Problemen zijn er genoeg, en sommige ervan zijn aangenaam of uitdagend. Zo las criticus Hans Bouman het nieuwste boek van Irvine Welsh (Porno, bij Jonathan Cape) en noemde het een ‘fonetische uitdaging voor iedereen die het regelmatig opduikende Leith-accent [en het ruige, obscene Schots] wil omzetten in begrijpelijk Engels’ (in de Volkskrant van 22 november 2002). En dan nog eens in het Nederlands, denk je dan. De Nederlandse schrijfster Anne Vegter liet afgelopen jaar weten ooit een vertaler helemaal gek te hebben gekregen die een gedicht van haar in het Engels moest vertalen: ‘Wat is dat “dan” nou, wilde hij weten. Niet “nu”, zei ik dan. Maar de deur gaat toch open? Jawel, maar ik wil het niet écht. Wel wil ik de dood zien. Wat staat er eigenlijk, hè?’ Schrijvers zijn lastpakken, je moet je niet afhankelijk van hen maken.

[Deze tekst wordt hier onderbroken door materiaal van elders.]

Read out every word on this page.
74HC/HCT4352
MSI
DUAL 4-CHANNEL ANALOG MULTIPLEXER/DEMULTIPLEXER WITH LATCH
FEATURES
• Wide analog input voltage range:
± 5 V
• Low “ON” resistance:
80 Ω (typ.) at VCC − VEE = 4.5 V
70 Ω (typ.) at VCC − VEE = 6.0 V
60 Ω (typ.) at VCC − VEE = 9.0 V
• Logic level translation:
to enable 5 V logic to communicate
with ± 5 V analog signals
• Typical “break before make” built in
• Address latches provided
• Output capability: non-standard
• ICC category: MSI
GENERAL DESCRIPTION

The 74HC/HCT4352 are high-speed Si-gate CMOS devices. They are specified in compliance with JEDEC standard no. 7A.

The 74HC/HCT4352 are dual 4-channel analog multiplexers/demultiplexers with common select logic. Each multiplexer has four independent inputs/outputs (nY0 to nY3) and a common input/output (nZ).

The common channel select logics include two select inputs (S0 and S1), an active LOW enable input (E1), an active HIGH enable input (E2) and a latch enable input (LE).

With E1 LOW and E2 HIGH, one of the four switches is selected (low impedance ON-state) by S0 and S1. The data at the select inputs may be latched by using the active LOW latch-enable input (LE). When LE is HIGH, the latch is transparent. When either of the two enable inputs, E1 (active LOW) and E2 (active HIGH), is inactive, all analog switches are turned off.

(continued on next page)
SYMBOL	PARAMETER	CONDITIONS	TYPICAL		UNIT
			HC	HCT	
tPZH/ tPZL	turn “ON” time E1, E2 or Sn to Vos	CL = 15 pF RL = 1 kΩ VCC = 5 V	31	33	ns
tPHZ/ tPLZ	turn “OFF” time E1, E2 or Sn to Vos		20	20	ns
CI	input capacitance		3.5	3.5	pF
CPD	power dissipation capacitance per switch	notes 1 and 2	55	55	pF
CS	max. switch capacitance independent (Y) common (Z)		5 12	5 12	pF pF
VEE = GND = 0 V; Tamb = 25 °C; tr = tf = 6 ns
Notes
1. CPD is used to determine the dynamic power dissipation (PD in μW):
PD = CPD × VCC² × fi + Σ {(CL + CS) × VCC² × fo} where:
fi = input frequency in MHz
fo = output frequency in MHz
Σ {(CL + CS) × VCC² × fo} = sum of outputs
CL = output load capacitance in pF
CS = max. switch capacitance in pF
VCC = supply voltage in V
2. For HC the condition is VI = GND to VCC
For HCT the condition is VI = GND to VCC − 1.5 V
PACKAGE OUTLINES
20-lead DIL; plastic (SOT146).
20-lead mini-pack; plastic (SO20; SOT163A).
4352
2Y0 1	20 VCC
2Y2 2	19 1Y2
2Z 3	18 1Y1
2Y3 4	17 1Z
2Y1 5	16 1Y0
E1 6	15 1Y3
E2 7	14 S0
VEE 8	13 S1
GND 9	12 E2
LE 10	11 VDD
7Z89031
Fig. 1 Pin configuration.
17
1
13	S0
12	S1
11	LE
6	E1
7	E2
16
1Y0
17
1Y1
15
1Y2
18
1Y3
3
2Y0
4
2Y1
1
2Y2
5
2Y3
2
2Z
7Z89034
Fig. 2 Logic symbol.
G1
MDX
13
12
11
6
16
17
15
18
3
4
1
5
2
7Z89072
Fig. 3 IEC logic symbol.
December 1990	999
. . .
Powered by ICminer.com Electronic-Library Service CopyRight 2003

Kristien Hemmerechts flikte het weer. Ze besprak een vertaling van een Engelstalige roman en brak die vervolgens tot de grond toe af door er één enkele curieuze zin uit te citeren, wederom zonder een vergelijking met het origineel te maken. Deze rare praktijk van de Vlaamse schrijfster werd door Matthijs Bakker precies een jaar geleden (in Filter 9:1) voor het eerst blootgelegd, maar ze heeft het stuk blijkbaar niet gelezen of anders naast zich neergelegd. ‘Cementen Nederlands’ was haar scheldwoord nu en Hemmerechts besmeurde er een zin van Molly van Gelder mee: ‘Samuel had zich in haar behoefte gedrukt en het cement tussen hen was meteen hard geworden.’ (Vrij Nederland, 26 oktober 2002). Voorwaar een merkwaardig zinnetje als je het zo los ziet staan. Gelukkig heeft Molly van Gelder gereageerd en in haar ingezonden brief (Vrij Nederland, 2 november 2002) de oorspronkelijke zin van Alice Sebold onthuld. Die laat zien dat ‘de gewrongen beeldspraak’ wederom voorgebakken zat in het origineel. Laten we het houden op het modeverschijnsel dat schrijvers heden ten dage, mediageniek als ze zijn, hun mening mogen geven over alles, ook als ze daar geen verstand van hebben. Ingezonden brieven zijn het trouwens altijd waard om bij te houden. Zo zag ik Gerard Wijnen uit ’s-Hertogenbosch er tot mijn genoegen op wijzen dat Miroslav Krleza’s pas in het Nederlands gepubliceerde roman De terugkeer van Filip Latinovicz in 1970 al eens verschenen was (bij Moussault, in een vertaling van L. van Vlijmen; de nieuwe vertaling is van Guido Snel, voor De Bezige Bij).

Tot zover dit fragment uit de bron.